*Blearily look at time on clock*
*Movement on a geological speed*
This was the scene at a most surprising hour of a Saturday morning a month ago, when I was having second thoughts about agreeing to come along to Berry’s first outing at a One Day Event. Despite having heard about Eventing for a few years, and been along to a couple of international scale events at places like Bramham and Burghley, this promised to be an interesting day out. To set the scene for the viewers at home, it goes a little something like this: You take a horse and a rider, take them both along to a formally organised Event where, along with dozens of others, they compete in the three disciplines of Dressage, Show Jumping and Cross Country. The ultimate challenge, as it were, for the skill, fitness and partnership of the horse and rider.

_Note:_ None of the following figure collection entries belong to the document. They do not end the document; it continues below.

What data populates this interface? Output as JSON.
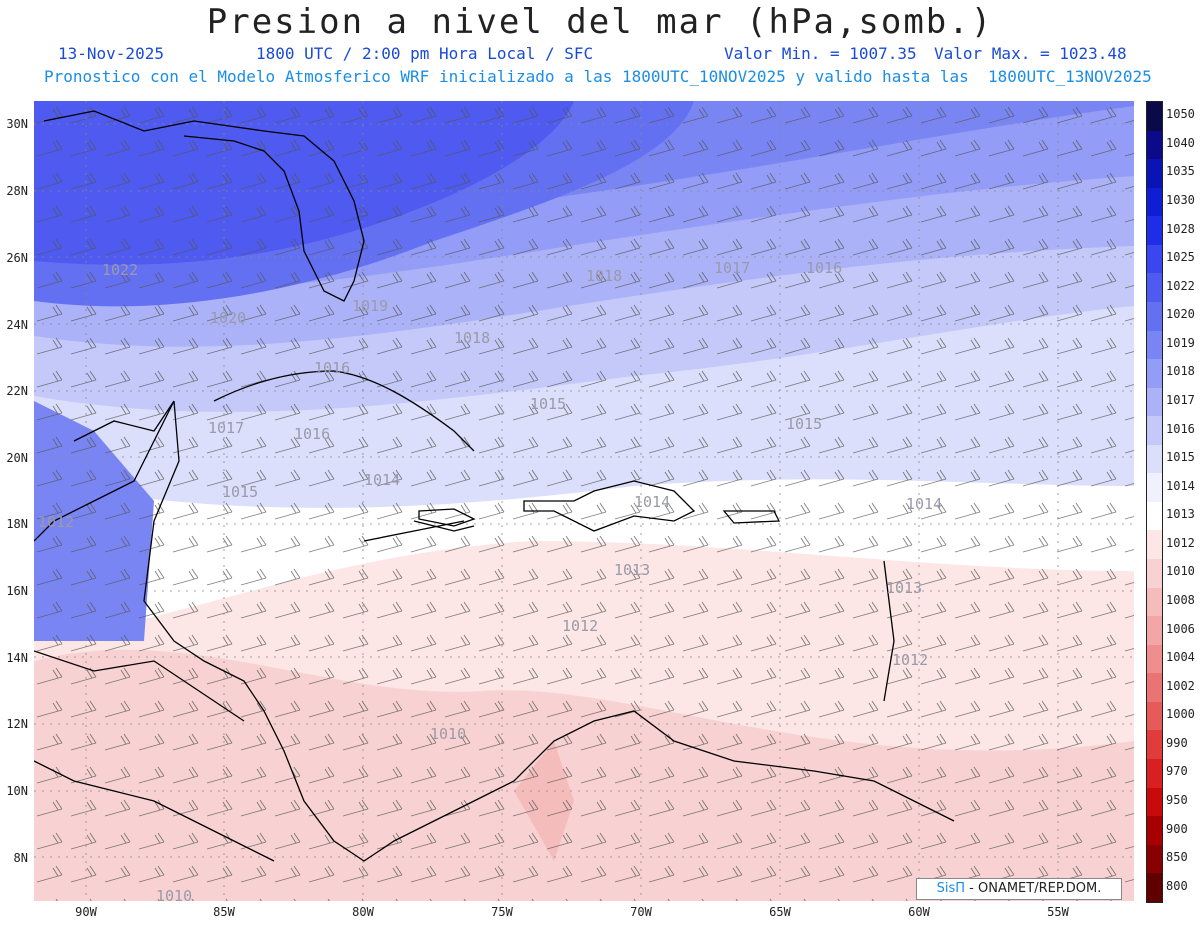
{
  "title": "Presion a nivel del mar (hPa,somb.)",
  "date": "13-Nov-2025",
  "time": "1800 UTC / 2:00 pm Hora Local / SFC",
  "min_label": "Valor Min. = 1007.35",
  "max_label": "Valor Max. = 1023.48",
  "subtitle": "Pronostico con el Modelo Atmosferico WRF inicializado a las 1800UTC_10NOV2025 y valido hasta las  1800UTC_13NOV2025",
  "lat_labels": [
    "30N",
    "28N",
    "26N",
    "24N",
    "22N",
    "20N",
    "18N",
    "16N",
    "14N",
    "12N",
    "10N",
    "8N"
  ],
  "lon_labels": [
    "90W",
    "85W",
    "80W",
    "75W",
    "70W",
    "65W",
    "60W",
    "55W"
  ],
  "colorbar": [
    {
      "label": "1050",
      "color": "#0a0a4a"
    },
    {
      "label": "1040",
      "color": "#0a0a8a"
    },
    {
      "label": "1035",
      "color": "#0a14b4"
    },
    {
      "label": "1030",
      "color": "#0f1ed2"
    },
    {
      "label": "1028",
      "color": "#1e2de8"
    },
    {
      "label": "1025",
      "color": "#3a46f0"
    },
    {
      "label": "1022",
      "color": "#4e5af0"
    },
    {
      "label": "1020",
      "color": "#6470f2"
    },
    {
      "label": "1019",
      "color": "#7a85f4"
    },
    {
      "label": "1018",
      "color": "#939cf6"
    },
    {
      "label": "1017",
      "color": "#abb2f7"
    },
    {
      "label": "1016",
      "color": "#c4c9f9"
    },
    {
      "label": "1015",
      "color": "#dcdffb"
    },
    {
      "label": "1014",
      "color": "#f0f1fd"
    },
    {
      "label": "1013",
      "color": "#ffffff"
    },
    {
      "label": "1012",
      "color": "#fce6e6"
    },
    {
      "label": "1010",
      "color": "#f8d2d2"
    },
    {
      "label": "1008",
      "color": "#f5bcbc"
    },
    {
      "label": "1006",
      "color": "#f2a6a6"
    },
    {
      "label": "1004",
      "color": "#ee8e8e"
    },
    {
      "label": "1002",
      "color": "#ea7474"
    },
    {
      "label": "1000",
      "color": "#e65a5a"
    },
    {
      "label": "990",
      "color": "#e03c3c"
    },
    {
      "label": "970",
      "color": "#d82020"
    },
    {
      "label": "950",
      "color": "#c80a0a"
    },
    {
      "label": "900",
      "color": "#a80000"
    },
    {
      "label": "850",
      "color": "#880000"
    },
    {
      "label": "800",
      "color": "#600000"
    }
  ],
  "contour_labels": [
    "1022",
    "1020",
    "1019",
    "1018",
    "1018",
    "1017",
    "1017",
    "1016",
    "1016",
    "1016",
    "1015",
    "1015",
    "1015",
    "1014",
    "1014",
    "1014",
    "1013",
    "1013",
    "1012",
    "1012",
    "1012",
    "1010",
    "1010",
    "1013"
  ],
  "credit_brand": "SisΠ",
  "credit_org": "- ONAMET/REP.DOM."
}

Thankfully it turned out to be a nice sunny day for it, without much wind so my Tilley Hat stayed put.
The logistics involved in attending something like this seemed quite involved, but aren’t much to write home amount, unless you enjoy 6am starts or spending an hour or two towing a horse trailer around the countryside, or making sure that you’ve got all the saddles and other paraphenalia ready to grab at the right time. We knew we were getting to the right place when we joined a steady stream of other horse transport heading in the same direction.

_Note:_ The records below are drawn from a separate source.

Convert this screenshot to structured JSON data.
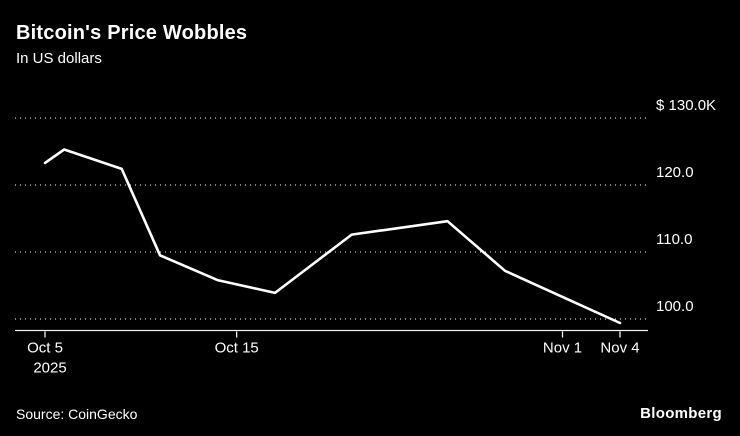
{
  "header": {
    "title": "Bitcoin's Price Wobbles",
    "subtitle": "In US dollars"
  },
  "footer": {
    "source": "Source: CoinGecko",
    "brand": "Bloomberg"
  },
  "colors": {
    "background": "#000000",
    "text": "#ffffff",
    "line": "#ffffff",
    "grid": "#c9c9c9",
    "axis": "#f2f2f2"
  },
  "chart_data": {
    "type": "line",
    "title": "Bitcoin's Price Wobbles",
    "subtitle": "In US dollars",
    "unit": "thousand US dollars",
    "x": [
      "Oct 5",
      "Oct 6",
      "Oct 9",
      "Oct 11",
      "Oct 14",
      "Oct 17",
      "Oct 21",
      "Oct 26",
      "Oct 29",
      "Nov 1",
      "Nov 4"
    ],
    "day_offsets": [
      0,
      1,
      4,
      6,
      9,
      12,
      16,
      21,
      24,
      27,
      30
    ],
    "values": [
      123.3,
      125.3,
      122.4,
      109.5,
      105.8,
      103.9,
      112.6,
      114.6,
      107.2,
      103.3,
      99.4
    ],
    "ylim": [
      97,
      131
    ],
    "grid": "horizontal dotted",
    "legend": "none",
    "y_ticks": [
      {
        "value": 130,
        "label": "$ 130.0K"
      },
      {
        "value": 120,
        "label": "120.0"
      },
      {
        "value": 110,
        "label": "110.0"
      },
      {
        "value": 100,
        "label": "100.0"
      }
    ],
    "x_ticks": [
      {
        "label": "Oct 5",
        "sub": "2025",
        "day": 0
      },
      {
        "label": "Oct 15",
        "sub": "",
        "day": 10
      },
      {
        "label": "Nov 1",
        "sub": "",
        "day": 27
      },
      {
        "label": "Nov 4",
        "sub": "",
        "day": 30
      }
    ]
  }
}
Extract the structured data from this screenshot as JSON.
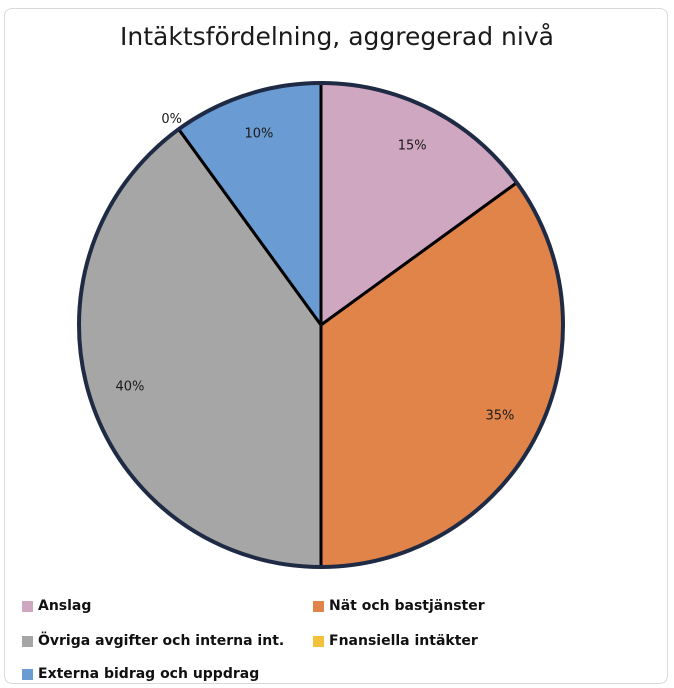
{
  "chart_data": {
    "type": "pie",
    "title": "Intäktsfördelning, aggregerad nivå",
    "slices": [
      {
        "name": "Anslag",
        "value": 15,
        "label": "15%",
        "color": "#d0a7c0"
      },
      {
        "name": "Nät och bastjänster",
        "value": 35,
        "label": "35%",
        "color": "#e0844a"
      },
      {
        "name": "Övriga avgifter och interna int.",
        "value": 40,
        "label": "40%",
        "color": "#a6a6a6"
      },
      {
        "name": "Fnansiella intäkter",
        "value": 0,
        "label": "0%",
        "color": "#f4c23a"
      },
      {
        "name": "Externa bidrag och uppdrag",
        "value": 10,
        "label": "10%",
        "color": "#6b9bd3"
      }
    ],
    "legend_position": "bottom"
  }
}
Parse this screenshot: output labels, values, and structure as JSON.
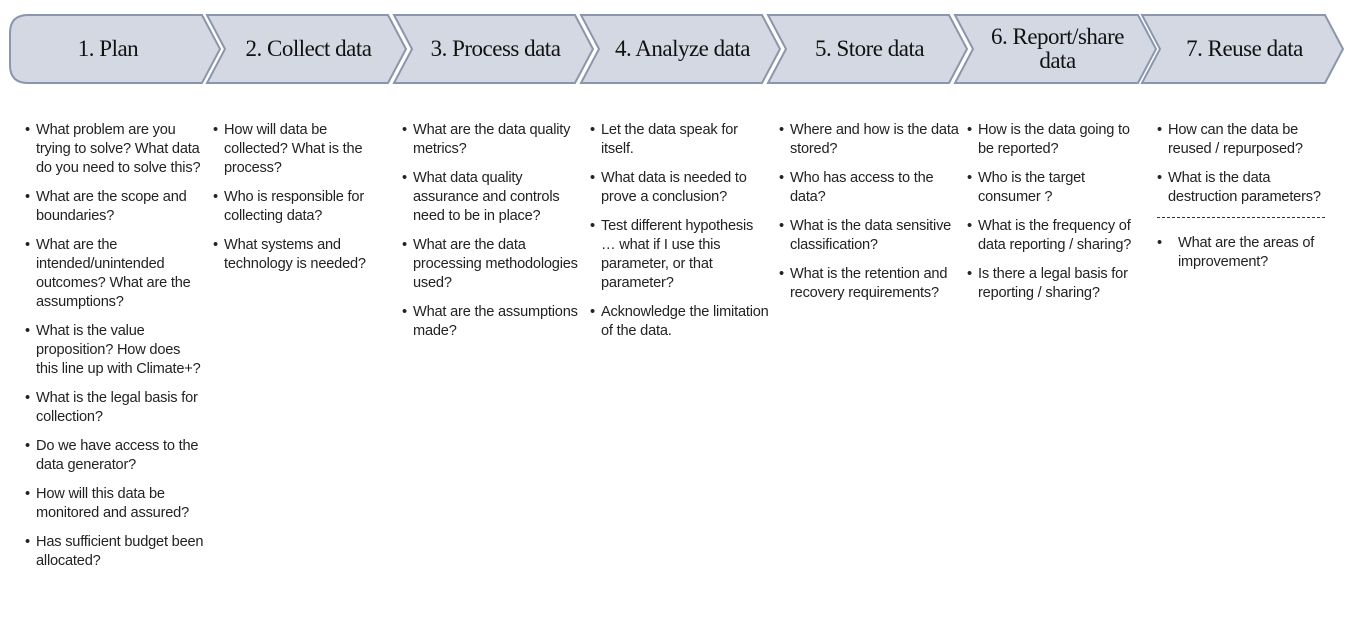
{
  "colors": {
    "stage_fill": "#d3d8e3",
    "stage_stroke": "#8a96ae"
  },
  "stages": [
    {
      "label": "1. Plan",
      "items": [
        "What problem are you  trying to solve? What data do you need to solve this?",
        "What are the scope and boundaries?",
        "What are the intended/unintended outcomes? What are the assumptions?",
        "What is the value proposition? How does this line up with Climate+?",
        "What is the legal basis for collection?",
        "Do we have access to the data generator?",
        "How will this data be monitored and assured?",
        "Has sufficient budget been allocated?"
      ]
    },
    {
      "label": "2. Collect data",
      "items": [
        "How will data be collected? What is the process?",
        "Who is responsible for collecting data?",
        "What systems and technology is needed?"
      ]
    },
    {
      "label": "3. Process data",
      "items": [
        "What are the data quality metrics?",
        "What data quality assurance and controls need to be in place?",
        "What are the data processing methodologies  used?",
        "What are the assumptions made?"
      ]
    },
    {
      "label": "4. Analyze data",
      "items": [
        "Let the data speak for itself.",
        "What data is needed to prove a conclusion?",
        "Test different hypothesis … what if I use this parameter, or that parameter?",
        "Acknowledge the limitation of the data."
      ]
    },
    {
      "label": "5. Store data",
      "items": [
        "Where and how is the data stored?",
        "Who has access to the data?",
        "What is the data sensitive classification?",
        "What is the retention and recovery requirements?"
      ]
    },
    {
      "label": "6. Report/share data",
      "items": [
        "How is the data going to be reported?",
        "Who is the target consumer ?",
        "What is the frequency of data reporting / sharing?",
        "Is there a legal basis for reporting / sharing?"
      ]
    },
    {
      "label": "7. Reuse data",
      "items": [
        "How can the data be reused / repurposed?",
        "What is the data destruction parameters?"
      ],
      "extra_items": [
        "What are the areas of improvement?"
      ]
    }
  ]
}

There were a series of large fields set up as parking, which was the first indication of the scale of how many people compete in these events. People were arriving every which way, deploying trailers and horses and generally setting up camp. Jokes about women drivers would have fallen on very deaf ears, the riders were mostly young and female and they generally did the driving, be it a car and trailer, brand new 3.5t campervan style apparatus or full on 10 tonne HGVs. Our arrival was more akin to the coal powered truck from ‘One of our dinosaurs is missing’ but there were a few big and shiny 40′ affairs that were much closer to the high tech transport in ‘Universal Soldier’.
It was clearly a day out for all the family, either because it was fun or because the rider wasn’t old enough to drive yet or because competing ran in the family, people seemed generally chatty, provided they weren’t late for their start time or trying to quickly change both their uniform and their horse’s tack within the same 10 minutes.

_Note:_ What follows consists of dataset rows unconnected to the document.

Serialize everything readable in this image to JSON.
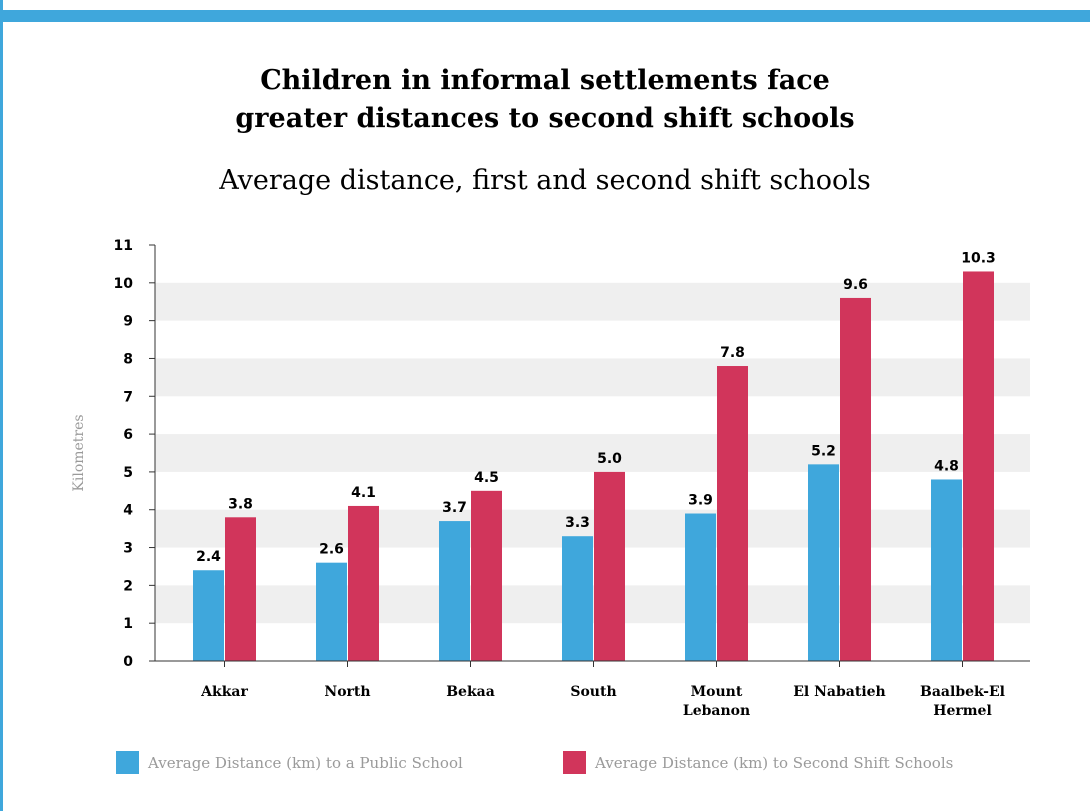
{
  "title": "Children in informal settlements face greater distances to second shift schools",
  "subtitle": "Average distance, first and second shift schools",
  "colors": {
    "accent": "#3fa7dc",
    "public": "#3fa7dc",
    "second_shift": "#d1355b",
    "band": "#efefef"
  },
  "chart_data": {
    "type": "bar",
    "title": "Children in informal settlements face greater distances to second shift schools",
    "subtitle": "Average distance, first and second shift schools",
    "ylabel": "Kilometres",
    "xlabel": "",
    "ylim": [
      0,
      11
    ],
    "yticks": [
      0,
      1,
      2,
      3,
      4,
      5,
      6,
      7,
      8,
      9,
      10,
      11
    ],
    "grid": "alternating horizontal bands",
    "legend_position": "bottom",
    "categories": [
      [
        "Akkar"
      ],
      [
        "North"
      ],
      [
        "Bekaa"
      ],
      [
        "South"
      ],
      [
        "Mount",
        "Lebanon"
      ],
      [
        "El Nabatieh"
      ],
      [
        "Baalbek-El",
        "Hermel"
      ]
    ],
    "series": [
      {
        "name": "Average Distance (km) to a Public School",
        "color": "#3fa7dc",
        "values": [
          2.4,
          2.6,
          3.7,
          3.3,
          3.9,
          5.2,
          4.8
        ],
        "labels": [
          "2.4",
          "2.6",
          "3.7",
          "3.3",
          "3.9",
          "5.2",
          "4.8"
        ]
      },
      {
        "name": "Average Distance (km) to Second Shift Schools",
        "color": "#d1355b",
        "values": [
          3.8,
          4.1,
          4.5,
          5.0,
          7.8,
          9.6,
          10.3
        ],
        "labels": [
          "3.8",
          "4.1",
          "4.5",
          "5.0",
          "7.8",
          "9.6",
          "10.3"
        ]
      }
    ]
  }
}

This was an Unaffiliated affair, but it still had all the elements of a proper event, from the commentators box with vintage sports car parked outside, to the butty wagon making sure everybody had a steady supply of bacon and cheap tea. Even though it’s as far from the UEFA cup final as a sunday league country final, it still had people travelling from all over the place.
I can’t quite decide whether I like the idea of Dressage or not. On one hand it’s a contrived torture test that requires the rider to memorise a series of choreographed sequences of movements that come from a book of other very similar series of movements. I would really not like to have to quantitatively judge a class of 30-odd horses all trying to do the same thing, it’s bad enough trying to keep some contrast between 6 interviews over a day. On the other hand, it’s a precise and measurable test of a horse’s deportment and a rider’s control that presumably makes for very good training.
Show jumping’s ok though, each round is over in less than a minute and is more fun to watch because there’s the measurable success of how many poles the horse knocks down on his way past as well as the course builder and the clock to beat. It’s generally in a small area and is where the spectators generally gathered, often to the annoyance of the professional photographer for the day. This was a good opportunity to test out my new camera, it doesn’t (yet) have a terribly long lens, but its rapid fire mode means you can take series of photos like this:
Finally, if you haven’t been eliminated yet, there’s the cross country course. This is similar to show jumping but the jumps are solid (so you’re landing in an undignified heap if you hit them rather than just getting four faults) and it’s over a much longer distance so your horse and rider have got to be much fitter. There’s also a wider variety of jumps to contend with, including the dreaded water. This is what everybody wants to do because it’s fun, dangerous and looks cool on TV. It’s also the expensive bit, which is why most of the obstacles are named after their sponsors. The commentator must feel like a bingo caller with things like “and there sets off Number 37, with Jane Smith riding A Rather Contrived Horse Name the Third”, “getting good clearance over Toadally Clean Log Roll at One” and “looked twice at the Harwood Organic Vegetables Hazel Brush at Six”.
When I was walking back to the parking area after Berry had finished (it made me grin when Berry’s name, number and rider was announced over the PA system, Ma Poneh!) there was a perfectly calm announcement “Be aware, loose horse at Four”. Next thing I knew there was a dozen people in yellow jackets sprinting in that direction, followed by two kids on a quad bike and then a roar of a busy V8 as the St John’s 4 wheel drive ambulance crested a rise with all four wheels off the ground. All was fine as it happens, but it was still dramatic.
We didn’t win any cups that day but it was a very promising first Event and was fun to match and to see what all the work is for. I’m still not convinced that it was worth the 9 hours of gubbins, but it’s better than a similar amount of messing about for a 60 second trip round a show jumping course.